Las mujeres agradables terminan último


Eres asertivo. ¿Pero eres una buena mujer? ¿O uno desagradable?
En nuestra cultura de género, la amabilidad es un arma de doble filo. Puede ser un cumplido adulador o una denuncia ardiente.
Mientras tus ojos se arrugan por la confusión, déjame explicarte.
Para los hombres, es socialmente aceptable ser asertivo, incluso exigente. Desde la belicosa campaña de Trump hasta la mirada gélida del entrenador en jefe Frank Martin, hay una expectativa social, tal vez abrazo, del hombre enfático. Puedo estar en desacuerdo, incluso con vehemencia, sin violar las normas de género. Claro, puedo ser terco, terco y discutidor, pero también estoy reafirmando mi masculinidad.
Para las mujeres, el equilibrio entre amabilidad y asertividad es diferente y difícil. Como en diana difícil.
Cumpliendo con los estereotipos de género obsoletos, equiparamos la amabilidad con la amabilidad, incluso la alegría. Para las mujeres, la amabilidad equivale a la deferencia, incluso a la pasividad. Y dentro de estas normas de género anticuadas, aunque arraigadas, formamos juicios indelebles sobre el comportamiento socialmente aceptable.
Tomemos a mi amada madre. Mi madre era más dura que una galleta de dos días. Ella era asertiva, exigente y compasiva. Dentro de su carrera, ascendió a puestos de liderazgo. Con rapidez. Pero debido a su franqueza, enfrentó resistencia, algunas justificadas; más injustificado. Y, como era de esperar, los machos de cabello plateado eran los más resentidos con mi terca madre. Para ellos, su asertividad chocaba con su mujer idealizada: agradable, deferente y, sí, controlable.
Tomemos un ejemplo más destacado: Hillary Clinton. Una figura polarizadora, Hillary ha luchado por equilibrar la simpatía y la dureza a lo largo de su carrera política. Según los detractores, e incluso algunos compañeros demócratas, su personalidad pública es fría y calculadora. Cuando se le preguntó si Hillary se conectaba con los votantes, el presidente Obama respondió fríamente: "Hillary es lo suficientemente agradable". Durante la campaña de 2016, el presidente Trump la despreció infamemente como una "mujer desagradable".

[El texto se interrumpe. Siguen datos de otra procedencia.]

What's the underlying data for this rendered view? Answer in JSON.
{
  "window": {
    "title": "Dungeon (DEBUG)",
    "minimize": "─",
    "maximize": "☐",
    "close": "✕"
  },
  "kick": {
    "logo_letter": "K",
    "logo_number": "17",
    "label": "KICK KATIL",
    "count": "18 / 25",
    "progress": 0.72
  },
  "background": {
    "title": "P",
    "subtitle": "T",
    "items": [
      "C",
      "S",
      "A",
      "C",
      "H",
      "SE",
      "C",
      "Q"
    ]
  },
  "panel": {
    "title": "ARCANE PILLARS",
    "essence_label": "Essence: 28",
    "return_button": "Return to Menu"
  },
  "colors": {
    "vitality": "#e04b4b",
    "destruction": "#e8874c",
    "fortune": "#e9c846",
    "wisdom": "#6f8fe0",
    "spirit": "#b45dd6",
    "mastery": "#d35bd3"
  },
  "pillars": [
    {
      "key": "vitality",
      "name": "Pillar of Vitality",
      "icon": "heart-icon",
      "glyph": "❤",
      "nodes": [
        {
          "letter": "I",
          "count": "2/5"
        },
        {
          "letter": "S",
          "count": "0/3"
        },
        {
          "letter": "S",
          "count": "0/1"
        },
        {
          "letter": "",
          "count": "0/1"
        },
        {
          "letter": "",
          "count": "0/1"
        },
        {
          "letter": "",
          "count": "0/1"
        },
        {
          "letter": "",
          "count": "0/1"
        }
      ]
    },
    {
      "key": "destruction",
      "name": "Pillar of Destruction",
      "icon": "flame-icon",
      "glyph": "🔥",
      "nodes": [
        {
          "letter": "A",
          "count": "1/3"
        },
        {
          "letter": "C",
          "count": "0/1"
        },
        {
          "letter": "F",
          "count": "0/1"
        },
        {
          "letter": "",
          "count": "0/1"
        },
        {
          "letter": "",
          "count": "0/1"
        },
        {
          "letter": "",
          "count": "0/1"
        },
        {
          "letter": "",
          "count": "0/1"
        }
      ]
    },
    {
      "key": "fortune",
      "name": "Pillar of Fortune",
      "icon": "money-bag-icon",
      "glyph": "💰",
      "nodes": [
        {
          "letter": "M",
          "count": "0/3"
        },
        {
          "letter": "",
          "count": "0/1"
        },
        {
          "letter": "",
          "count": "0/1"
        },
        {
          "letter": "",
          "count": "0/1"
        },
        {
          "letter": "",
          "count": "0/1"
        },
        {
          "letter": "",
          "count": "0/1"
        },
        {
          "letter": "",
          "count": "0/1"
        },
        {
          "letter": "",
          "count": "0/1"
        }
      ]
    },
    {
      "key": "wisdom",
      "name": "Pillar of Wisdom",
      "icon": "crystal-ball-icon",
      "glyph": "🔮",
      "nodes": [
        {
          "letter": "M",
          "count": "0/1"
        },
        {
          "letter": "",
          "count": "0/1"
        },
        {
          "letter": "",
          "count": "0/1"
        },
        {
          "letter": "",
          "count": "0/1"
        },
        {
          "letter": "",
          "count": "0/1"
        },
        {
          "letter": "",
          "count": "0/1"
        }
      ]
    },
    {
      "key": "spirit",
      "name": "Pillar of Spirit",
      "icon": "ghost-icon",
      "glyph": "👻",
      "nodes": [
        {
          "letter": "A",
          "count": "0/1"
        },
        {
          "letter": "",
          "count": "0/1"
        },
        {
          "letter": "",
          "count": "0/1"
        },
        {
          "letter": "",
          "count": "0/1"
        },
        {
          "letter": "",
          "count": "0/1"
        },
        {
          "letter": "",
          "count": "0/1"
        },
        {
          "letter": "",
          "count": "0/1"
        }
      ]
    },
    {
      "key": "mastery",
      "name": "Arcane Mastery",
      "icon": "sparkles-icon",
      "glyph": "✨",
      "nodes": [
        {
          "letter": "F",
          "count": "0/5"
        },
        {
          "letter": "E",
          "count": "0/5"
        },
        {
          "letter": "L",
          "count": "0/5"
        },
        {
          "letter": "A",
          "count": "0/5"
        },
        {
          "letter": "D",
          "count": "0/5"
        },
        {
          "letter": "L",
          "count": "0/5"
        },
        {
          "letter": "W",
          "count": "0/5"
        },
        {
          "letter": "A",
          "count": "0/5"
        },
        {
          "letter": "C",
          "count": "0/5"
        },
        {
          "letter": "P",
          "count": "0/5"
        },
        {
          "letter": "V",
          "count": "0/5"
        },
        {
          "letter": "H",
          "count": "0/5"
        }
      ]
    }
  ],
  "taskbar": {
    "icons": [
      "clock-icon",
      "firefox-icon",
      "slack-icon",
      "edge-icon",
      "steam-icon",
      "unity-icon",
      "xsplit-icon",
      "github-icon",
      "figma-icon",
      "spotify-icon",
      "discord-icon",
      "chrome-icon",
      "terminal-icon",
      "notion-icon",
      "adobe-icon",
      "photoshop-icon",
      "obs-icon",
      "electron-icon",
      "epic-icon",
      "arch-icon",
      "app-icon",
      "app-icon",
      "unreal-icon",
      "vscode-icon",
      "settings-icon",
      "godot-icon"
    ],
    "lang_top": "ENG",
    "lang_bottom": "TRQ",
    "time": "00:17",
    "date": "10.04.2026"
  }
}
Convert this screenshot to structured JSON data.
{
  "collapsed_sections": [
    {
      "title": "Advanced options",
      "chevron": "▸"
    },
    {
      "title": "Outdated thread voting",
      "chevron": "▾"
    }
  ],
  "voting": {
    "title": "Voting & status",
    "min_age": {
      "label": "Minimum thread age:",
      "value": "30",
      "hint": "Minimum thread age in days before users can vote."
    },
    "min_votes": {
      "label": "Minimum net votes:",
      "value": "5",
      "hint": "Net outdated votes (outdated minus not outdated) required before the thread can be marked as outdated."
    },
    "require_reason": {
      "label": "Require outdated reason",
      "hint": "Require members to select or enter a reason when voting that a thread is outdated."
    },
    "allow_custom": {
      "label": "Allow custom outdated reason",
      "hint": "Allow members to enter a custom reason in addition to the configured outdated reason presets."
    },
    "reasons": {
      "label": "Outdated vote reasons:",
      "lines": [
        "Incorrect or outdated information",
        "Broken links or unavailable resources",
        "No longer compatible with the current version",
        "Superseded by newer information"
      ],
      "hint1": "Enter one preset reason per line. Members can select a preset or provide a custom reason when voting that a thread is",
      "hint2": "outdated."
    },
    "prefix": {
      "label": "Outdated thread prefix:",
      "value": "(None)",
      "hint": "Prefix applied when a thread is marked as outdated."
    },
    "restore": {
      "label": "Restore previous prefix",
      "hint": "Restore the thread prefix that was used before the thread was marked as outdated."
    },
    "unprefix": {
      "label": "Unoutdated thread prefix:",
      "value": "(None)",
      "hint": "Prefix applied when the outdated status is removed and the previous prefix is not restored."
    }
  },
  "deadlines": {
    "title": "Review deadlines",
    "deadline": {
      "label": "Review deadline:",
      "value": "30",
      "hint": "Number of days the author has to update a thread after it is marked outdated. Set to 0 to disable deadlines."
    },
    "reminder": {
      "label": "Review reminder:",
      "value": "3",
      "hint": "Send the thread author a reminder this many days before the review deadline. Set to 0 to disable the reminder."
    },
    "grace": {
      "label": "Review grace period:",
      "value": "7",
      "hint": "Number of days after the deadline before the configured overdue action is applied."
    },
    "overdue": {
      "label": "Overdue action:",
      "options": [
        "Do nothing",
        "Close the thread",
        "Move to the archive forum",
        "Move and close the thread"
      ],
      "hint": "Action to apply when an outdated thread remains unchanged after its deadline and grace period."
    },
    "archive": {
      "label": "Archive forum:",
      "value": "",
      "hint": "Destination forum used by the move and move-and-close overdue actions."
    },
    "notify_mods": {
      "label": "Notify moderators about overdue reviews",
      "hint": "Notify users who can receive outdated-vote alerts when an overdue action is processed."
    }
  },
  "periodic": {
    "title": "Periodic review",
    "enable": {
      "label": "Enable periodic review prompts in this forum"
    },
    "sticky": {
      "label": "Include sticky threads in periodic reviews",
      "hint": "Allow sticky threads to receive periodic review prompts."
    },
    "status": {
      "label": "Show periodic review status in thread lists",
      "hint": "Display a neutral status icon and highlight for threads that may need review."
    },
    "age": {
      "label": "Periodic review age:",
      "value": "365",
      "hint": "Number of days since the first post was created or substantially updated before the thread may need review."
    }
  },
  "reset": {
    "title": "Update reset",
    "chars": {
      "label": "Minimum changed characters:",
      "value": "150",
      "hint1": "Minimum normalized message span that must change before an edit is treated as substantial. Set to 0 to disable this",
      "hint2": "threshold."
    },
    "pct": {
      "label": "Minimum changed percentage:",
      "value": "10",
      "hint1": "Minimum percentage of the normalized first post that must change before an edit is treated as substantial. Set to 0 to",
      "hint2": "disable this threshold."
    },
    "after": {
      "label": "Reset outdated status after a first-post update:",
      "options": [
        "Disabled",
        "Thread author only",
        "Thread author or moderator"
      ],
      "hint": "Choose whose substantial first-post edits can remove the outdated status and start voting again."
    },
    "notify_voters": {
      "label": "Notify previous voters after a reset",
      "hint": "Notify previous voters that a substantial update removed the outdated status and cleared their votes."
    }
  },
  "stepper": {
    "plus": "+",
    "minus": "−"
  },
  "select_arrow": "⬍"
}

La asertividad de Hillary es un punto culminante cultural que ilumina las divisiones de género de nuestro país. Seguro, tú y yo queríamos que Hillary fuera agradable, más maternal y empática. Cuando se humanizó (¿quién puede olvidar su llorosa parada de campaña en New Hampshire?), Parecía vulnerable, humana y, sí, agradable. Pero, ¿por qué Hillary, u otras mujeres asertivas como mi madre, deben pasar el umbral de simpatía? Tiene Hora o El Washington Post ¿Publicar titulares gritando sobre la simpatía de Trump? ¿Estamos esperando el momento Muskie de Trump? Hay un elemento de hipocresía en nuestro abrazo voluntario de una Hillary llorosa, y un desprecio frío de ella y de otras mujeres de voluntad fuerte cuando se desvían de nuestras expectativas de género ya hechas.
Es hora de modernizar nuestra definición de bondad. La amabilidad es más que estar de acuerdo pasivamente; es defender lo que cree de una manera firme y, sí, contundente. Es la consideración combinada, a veces, con una asertividad incómoda. Ser una buena mujer requiere un poco de desagrado.
Incluso si Donald, o los colegas de cabello plateado de mi madre, no están de acuerdo.